Bugged by Antifreeze
Winter has descended upon Alaska, and people who want to stay mechanically mobile throughout the cold season are asking the vital question: Did I check the antifreeze?
Meanwhile, uncountable numbers of Alaska's insects that intend to stay immobile for the season have adjusted their antifreeze levels without checking anything. Otherwise, they'd never regain mobility come spring. They didn't have to think about it, because generating antifreeze and adjusting its level is something certain northern insects have evolved to do.
Among the local creepy-crawlies capable of freeze-proofing themselves with homegrown chemicals is the spruce budworm. This pest is actually a kind of caterpillar, the larva of a small moth. Though not as spectacular as the damage spruce bark beetles can cause (as Alaska's forests now show), the economic and ecologic problems the cold-hardy budworms produce are bad enough to worry foresters.

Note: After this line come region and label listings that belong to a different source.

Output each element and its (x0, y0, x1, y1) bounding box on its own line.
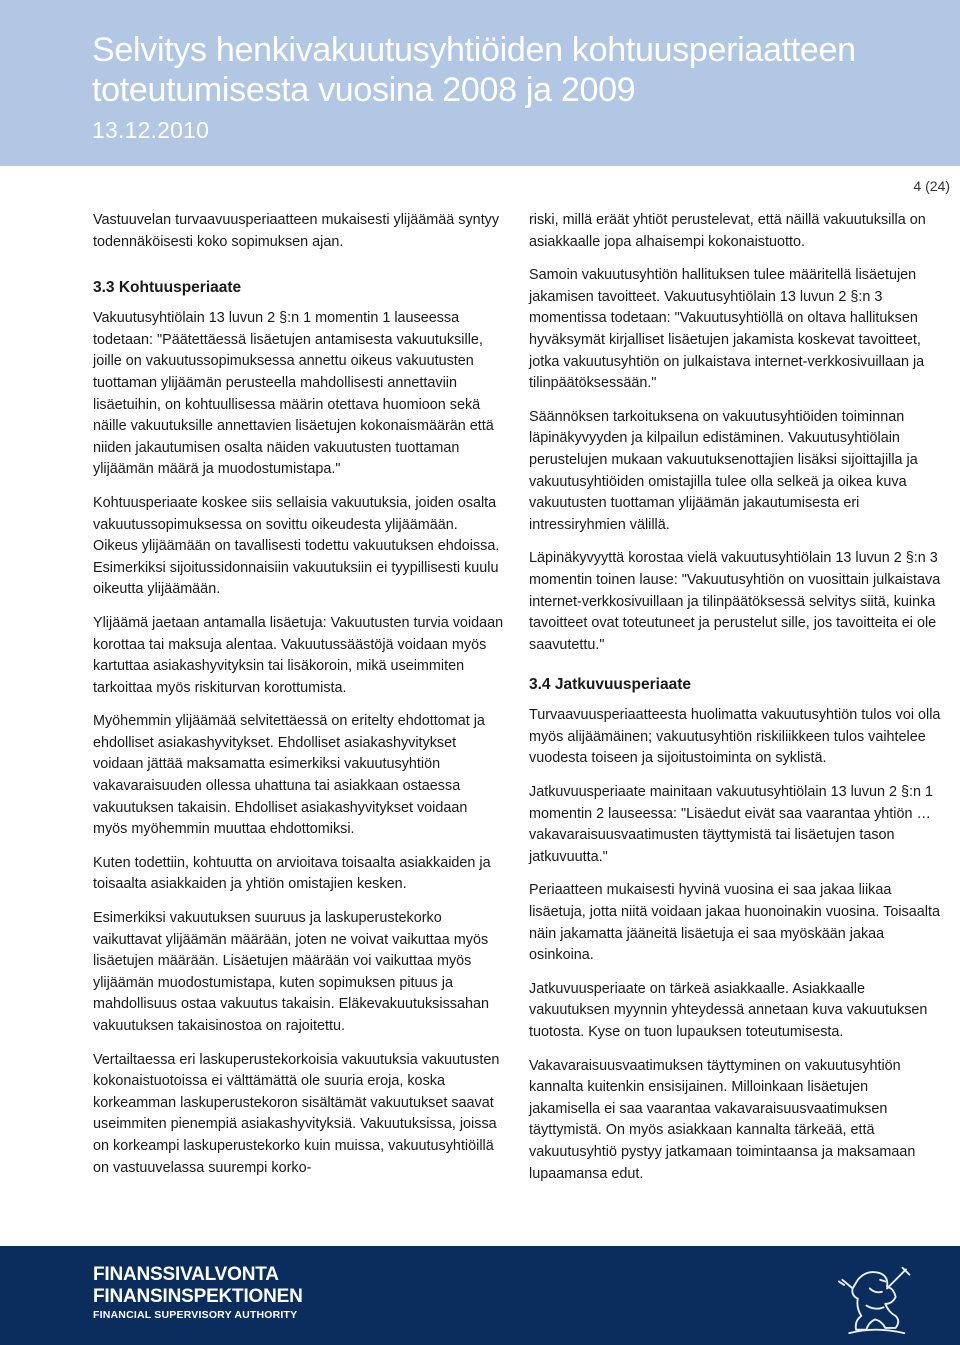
left-column (93, 210, 505, 1191)
paragraph: riski, millä eräät yhtiöt perustelevat, että näillä vakuutuksilla on asiakkaalle jopa alhaisempi kokonaistuotto. (529, 212, 926, 250)
paragraph: Jatkuvuusperiaate on tärkeä asiakkaalle. Asiakkaalle vakuutuksen myynnin yhteydessä annetaan kuva vakuutuksen tuotosta. Kyse on tuon lupauksen toteutumisesta. (529, 980, 928, 1040)
paragraph: Ylijäämä jaetaan antamalla lisäetuja: Vakuutusten turvia voidaan korottaa tai maksuja alentaa. Vakuutussäästöjä voidaan myös kartuttaa asiakashyvityksin tai lisäkoroin, mikä useimmiten tarkoittaa myös riskiturvan korottumista. (93, 614, 504, 696)
brand-logo (93, 1264, 303, 1323)
page-number: 4 (24) (913, 178, 950, 194)
paragraph: Kuten todettiin, kohtuutta on arvioitava toisaalta asiakkaiden ja toisaalta asiakkaiden ja yhtiön omistajien kesken. (93, 854, 491, 893)
document-footer (0, 1246, 960, 1345)
paragraph: Esimerkiksi vakuutuksen suuruus ja laskuperustekorko vaikuttavat ylijäämän määrään, joten ne voivat vaikuttaa myös lisäetujen määrään. Lisäetujen määrään voi vaikuttaa myös ylijäämän muodostumistapa, kuten sopimuksen pituus ja mahdollisuus ostaa vakuutus takaisin. Eläkevakuutuksissahan vakuutuksen takaisinostoa on rajoitettu. (93, 910, 489, 1034)
paragraph: Jatkuvuusperiaate mainitaan vakuutusyhtiölain 13 luvun 2 §:n 1 momentin 2 lauseessa: "Lisäedut eivät saa vaarantaa yhtiön … vakavaraisuusvaatimusten täyttymistä tai lisäetujen tason jatkuvuutta." (529, 784, 933, 865)
paragraph: Vastuuvelan turvaavuusperiaatteen mukaisesti ylijäämää syntyy todennäköisesti koko sopimuksen ajan. (93, 212, 500, 250)
finnish-lion-emblem-icon (832, 1254, 918, 1340)
paragraph: Kohtuusperiaate koskee siis sellaisia vakuutuksia, joiden osalta vakuutussopimuksessa on sovittu oikeudesta ylijäämään. Oikeus ylijäämään on tavallisesti todettu vakuutuksen ehdoissa. Esimerkiksi sijoitussidonnaisiin vakuutuksiin ei tyypillisesti kuulu oikeutta ylijäämään. (93, 494, 500, 598)
section-heading-3-3: 3.3 Kohtuusperiaate (93, 279, 242, 297)
paragraph: Säännöksen tarkoituksena on vakuutusyhtiöiden toiminnan läpinäkyvyyden ja kilpailun edistäminen. Vakuutusyhtiölain perustelujen mukaan vakuutuksenottajien lisäksi sijoittajilla ja vakuutusyhtiöiden omistajilla tulee olla selkeä ja oikea kuva vakuutusten tuottaman ylijäämän jakautumisesta eri intressiryhmien välillä. (529, 408, 918, 533)
right-column (529, 210, 941, 1197)
brand-name-fi: FINANSSIVALVONTA (93, 1264, 279, 1285)
paragraph: Läpinäkyvyyttä korostaa vielä vakuutusyhtiölain 13 luvun 2 §:n 3 momentin toinen lause: "Vakuutusyhtiön on vuosittain julkaistava internet-verkkosivuillaan ja tilinpäätöksessä selvitys siitä, kuinka tavoitteet ovat toteutuneet ja perustelut sille, jos tavoitteita ei ole saavutettu." (529, 550, 941, 653)
paragraph: Vakuutusyhtiölain 13 luvun 2 §:n 1 momentin 1 lauseessa todetaan: "Päätettäessä lisäetujen antamisesta vakuutuksille, joille on vakuutussopimuksessa annettu oikeus vakuutusten tuottaman ylijäämän perusteella mahdollisesti annettaviin lisäetuihin, on kohtuullisessa määrin otettava huomioon sekä näille vakuutuksille annettavien lisäetujen kokonaismäärän että niiden jakautumisen osalta näiden vakuutusten tuottaman ylijäämän määrä ja muodostumistapa." (93, 310, 494, 478)
section-heading-3-4: 3.4 Jatkuvuusperiaate (529, 676, 691, 694)
document-header (0, 0, 960, 166)
paragraph: Turvaavuusperiaatteesta huolimatta vakuutusyhtiön tulos voi olla myös alijäämäinen; vakuutusyhtiön riskiliikkeen tulos vaihtelee vuodesta toiseen ja sijoitustoiminta on syklistä. (529, 707, 941, 767)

It would be just, perhaps, if someone could find an economically valuable use for spruce budworms ...and yes, of course, it looks as if someone has. It's an indirect use, but even so--if you have a sensitive stomach, you may want to stop reading this now.
The potential use comes about because of the nature of insect (or at least budworm, and also mealworm---another pest) antifreeze. The insects don't use ethylene glycol such as car radiators require; instead, they use proteins. According to an article that appeared recently in the magazine Science News, the proteins lower the freezing point of water below 0 degrees centigrade (32 degrees F.) when it is chilled without changing the melting point of ice when it is heated. This neat trick is known as thermal hysterosis.
Members of Alaska's research community have long known about (and poked into the workings of) insect antifreeze, but the most recent studies are a Canadian effort. Scientists in Ontario are close to deciphering the nature of the buggy proteins. Though they haven't yet figured out exactly how the antifreeze produces thermal hysterosis, the Canadians think the proteins bind to the surface of tiny ice crystals and inhibit their growth. They speculate that the repeating arrangement of hydrophilic--that is, water-loving-amino acids within the proteins may match up nicely with the arrangement of water molecules in ice. This could, in effect, lock out additional water molecules otherwise ready to grab onto the ice crystal. However it operates, though, the process works well. The Canadian scientists found that insect antifreeze proteins could lower the freezing point by as much as five and a half degrees centigrade.
Now, unlikely as it may seem, this interesting investigation into the workings of nature in the cold regions potentially has some immediately practical applications. One such possibility now under consideration is using the antifreeze proteins to preserve organs and tissues for transplant. The great potency of the insect antifreeze means it could be used in very low concentrations for this purpose, a valuable feature when the least possible contamination is demanded.
The insect proteins have another quality that makes them appropriate for supercooling tissues for transplant. Unlike other natural antifreeze proteins, such as the one found in arctic and antarctic fishes, insect antifreeze affects the growth of ice crystals (when they finally do grow at all) so that they form smooth, hexagonal disks rather than spiky, sharp forms. Smooth disks do less damage to cells during freezing than would pointed spicules.
Another possible use--brace yourself, now--could be in processing frozen foods. One reason that foods kept a long time in a freezer lose quality is that ice recrystallizes within them. That can ruin texture and alter flavor; think, for example of the cardboard taste of elderly ice cream. And insect antifreeze inhibits that recrystallizing.
Yes, it may be coming: Ben & Jerry & Budworms' ice cream. Once buggy bits in food might cause lawsuits, but soon the right bit of bug (or at least of buggy chemistry) may be a most desirable additive.